There are ten local government fire districts on the west slope of El Dorado County. They are Cameron Park CSD, El Dorado County FPD, El Dorado Hills Fire Dept, Garden Valley FPD, Georgetown FPD, Latrobe FPD, Mosquito FPD, Pioneer FPD, Latrobe FPD and Rescue FPD. Each fire agency has its own governing board. In addition, the California Department of Forestry and the United States Forest Service are fully staffed during fire season.

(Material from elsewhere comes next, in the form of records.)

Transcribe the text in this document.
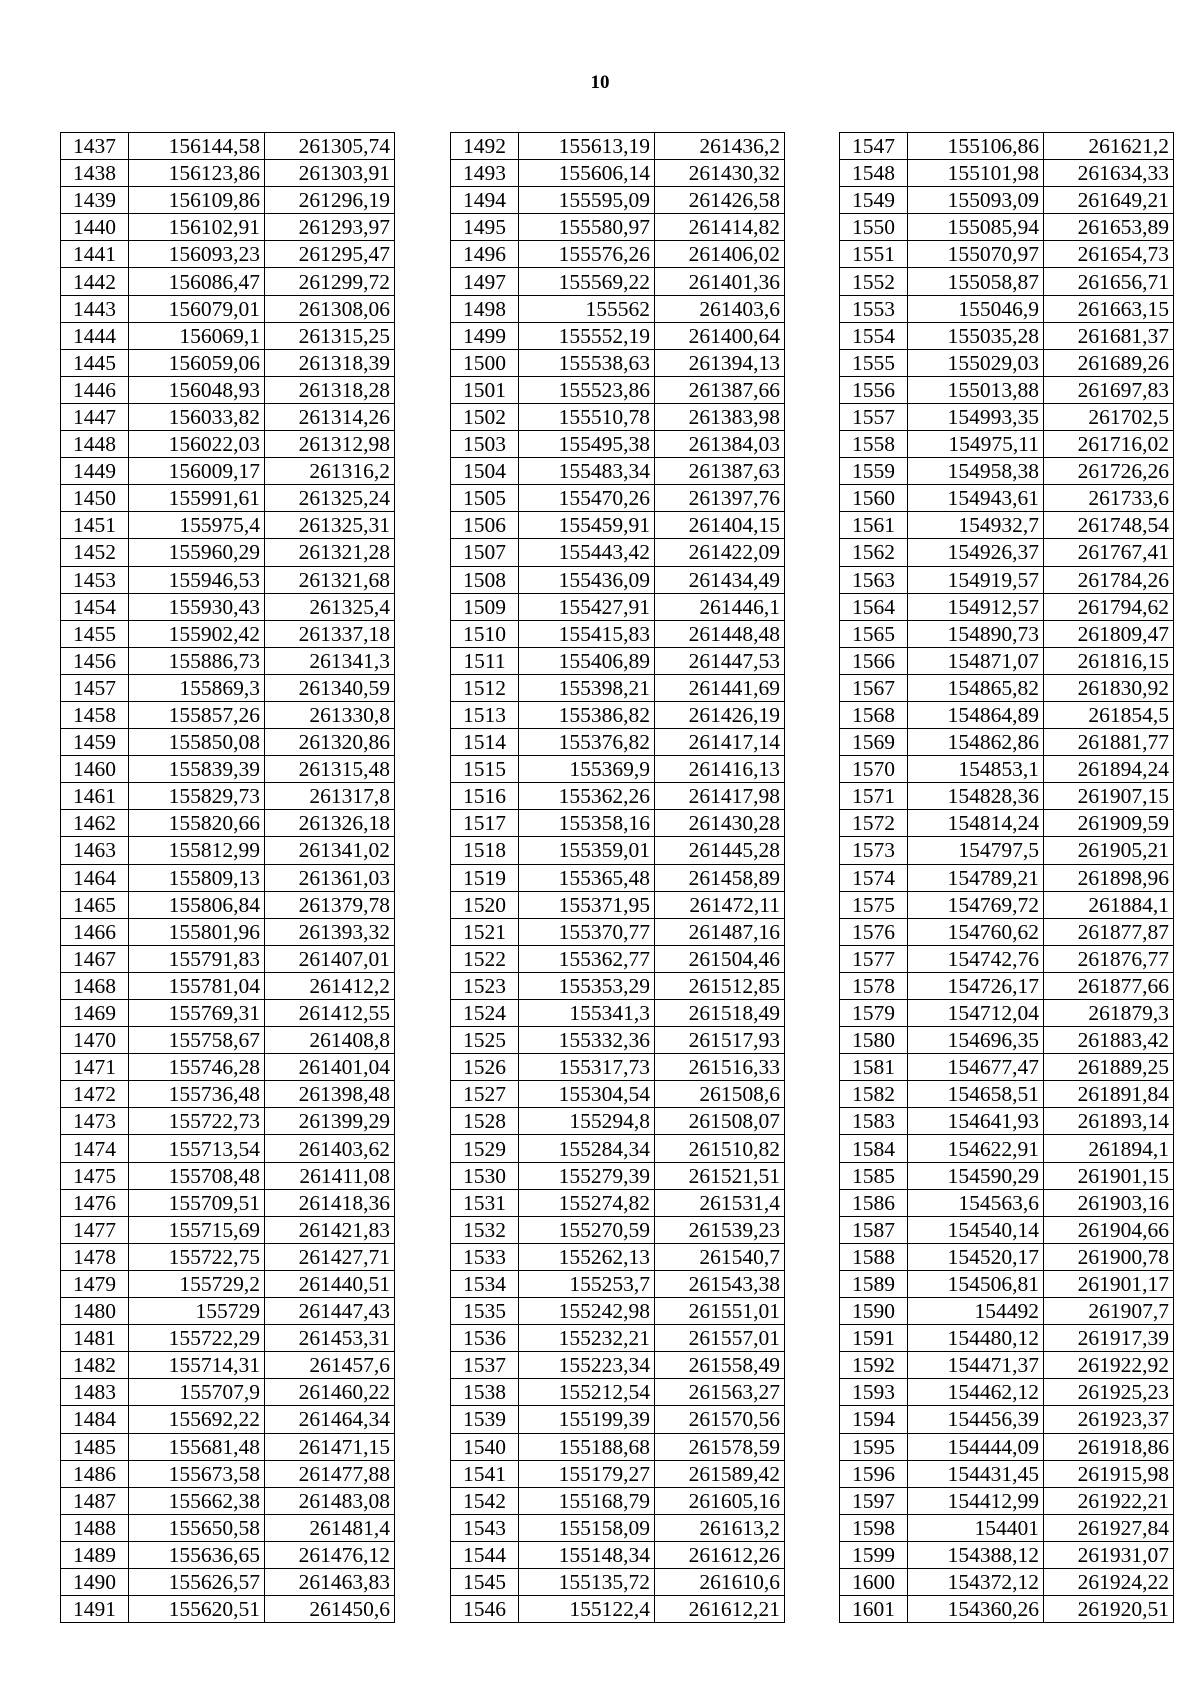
10
1437	156144,58	261305,74
1438	156123,86	261303,91
1439	156109,86	261296,19
1440	156102,91	261293,97
1441	156093,23	261295,47
1442	156086,47	261299,72
1443	156079,01	261308,06
1444	156069,1	261315,25
1445	156059,06	261318,39
1446	156048,93	261318,28
1447	156033,82	261314,26
1448	156022,03	261312,98
1449	156009,17	261316,2
1450	155991,61	261325,24
1451	155975,4	261325,31
1452	155960,29	261321,28
1453	155946,53	261321,68
1454	155930,43	261325,4
1455	155902,42	261337,18
1456	155886,73	261341,3
1457	155869,3	261340,59
1458	155857,26	261330,8
1459	155850,08	261320,86
1460	155839,39	261315,48
1461	155829,73	261317,8
1462	155820,66	261326,18
1463	155812,99	261341,02
1464	155809,13	261361,03
1465	155806,84	261379,78
1466	155801,96	261393,32
1467	155791,83	261407,01
1468	155781,04	261412,2
1469	155769,31	261412,55
1470	155758,67	261408,8
1471	155746,28	261401,04
1472	155736,48	261398,48
1473	155722,73	261399,29
1474	155713,54	261403,62
1475	155708,48	261411,08
1476	155709,51	261418,36
1477	155715,69	261421,83
1478	155722,75	261427,71
1479	155729,2	261440,51
1480	155729	261447,43
1481	155722,29	261453,31
1482	155714,31	261457,6
1483	155707,9	261460,22
1484	155692,22	261464,34
1485	155681,48	261471,15
1486	155673,58	261477,88
1487	155662,38	261483,08
1488	155650,58	261481,4
1489	155636,65	261476,12
1490	155626,57	261463,83
1491	155620,51	261450,6
1492	155613,19	261436,2
1493	155606,14	261430,32
1494	155595,09	261426,58
1495	155580,97	261414,82
1496	155576,26	261406,02
1497	155569,22	261401,36
1498	155562	261403,6
1499	155552,19	261400,64
1500	155538,63	261394,13
1501	155523,86	261387,66
1502	155510,78	261383,98
1503	155495,38	261384,03
1504	155483,34	261387,63
1505	155470,26	261397,76
1506	155459,91	261404,15
1507	155443,42	261422,09
1508	155436,09	261434,49
1509	155427,91	261446,1
1510	155415,83	261448,48
1511	155406,89	261447,53
1512	155398,21	261441,69
1513	155386,82	261426,19
1514	155376,82	261417,14
1515	155369,9	261416,13
1516	155362,26	261417,98
1517	155358,16	261430,28
1518	155359,01	261445,28
1519	155365,48	261458,89
1520	155371,95	261472,11
1521	155370,77	261487,16
1522	155362,77	261504,46
1523	155353,29	261512,85
1524	155341,3	261518,49
1525	155332,36	261517,93
1526	155317,73	261516,33
1527	155304,54	261508,6
1528	155294,8	261508,07
1529	155284,34	261510,82
1530	155279,39	261521,51
1531	155274,82	261531,4
1532	155270,59	261539,23
1533	155262,13	261540,7
1534	155253,7	261543,38
1535	155242,98	261551,01
1536	155232,21	261557,01
1537	155223,34	261558,49
1538	155212,54	261563,27
1539	155199,39	261570,56
1540	155188,68	261578,59
1541	155179,27	261589,42
1542	155168,79	261605,16
1543	155158,09	261613,2
1544	155148,34	261612,26
1545	155135,72	261610,6
1546	155122,4	261612,21
1547	155106,86	261621,2
1548	155101,98	261634,33
1549	155093,09	261649,21
1550	155085,94	261653,89
1551	155070,97	261654,73
1552	155058,87	261656,71
1553	155046,9	261663,15
1554	155035,28	261681,37
1555	155029,03	261689,26
1556	155013,88	261697,83
1557	154993,35	261702,5
1558	154975,11	261716,02
1559	154958,38	261726,26
1560	154943,61	261733,6
1561	154932,7	261748,54
1562	154926,37	261767,41
1563	154919,57	261784,26
1564	154912,57	261794,62
1565	154890,73	261809,47
1566	154871,07	261816,15
1567	154865,82	261830,92
1568	154864,89	261854,5
1569	154862,86	261881,77
1570	154853,1	261894,24
1571	154828,36	261907,15
1572	154814,24	261909,59
1573	154797,5	261905,21
1574	154789,21	261898,96
1575	154769,72	261884,1
1576	154760,62	261877,87
1577	154742,76	261876,77
1578	154726,17	261877,66
1579	154712,04	261879,3
1580	154696,35	261883,42
1581	154677,47	261889,25
1582	154658,51	261891,84
1583	154641,93	261893,14
1584	154622,91	261894,1
1585	154590,29	261901,15
1586	154563,6	261903,16
1587	154540,14	261904,66
1588	154520,17	261900,78
1589	154506,81	261901,17
1590	154492	261907,7
1591	154480,12	261917,39
1592	154471,37	261922,92
1593	154462,12	261925,23
1594	154456,39	261923,37
1595	154444,09	261918,86
1596	154431,45	261915,98
1597	154412,99	261922,21
1598	154401	261927,84
1599	154388,12	261931,07
1600	154372,12	261924,22
1601	154360,26	261920,51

All of these fire agencies have one thing in common: they respond to the emergency and take care of it. In 1997, local fire agencies and their governing boards agreed to work by the “closest resource” concept. The idea is straight forward: the closest available emergency resource is dispatched to the emergency, regardless of which fire district the emergency is actually in. In essence, this means that the taxpayer will get the quickest response to their emergency regardless of who actually has statutory responsibility. All of the west slope agencies, including the forest agencies, have signed an agreement to operate in this fashion. By dropping geographical boundaries, the fire districts now operate as a functionally “consolidated” fire district yet still maintain local control. In El Dorado County, it is commonplace to see fire apparatus from several agencies at one emergency.
What happens when the emergency exceeds the capabilities of the El Dorado County resources? The State of California has perhaps one of the best systems in the United States for mitigating emergencies. By written agreement, fire agencies routinely move fire apparatus from one end of the state to the other. The movement of all of those resources is controlled via a state network of local fire chiefs and officials from the California State Office of Emergency Services. During the recent devastating fires in Southern California, hundreds of fire personnel and apparatus from Northern California responded to help. In fact, the firefighter who died in the Southern California fires was from the Bay area. During the Oakland Hills fire, firefighters from Southern California were there to help. This type of mutual aid assistance is pre-planned and used to deal with any major disaster including floods, earthquakes or other natural disaster.
The key to the success of the mutual aid system is the willingness of the fire agencies statewide to work together. The inter-agency cooperation is the reason the mutual aid system works so well. It has become a model for the rest of the nation to follow.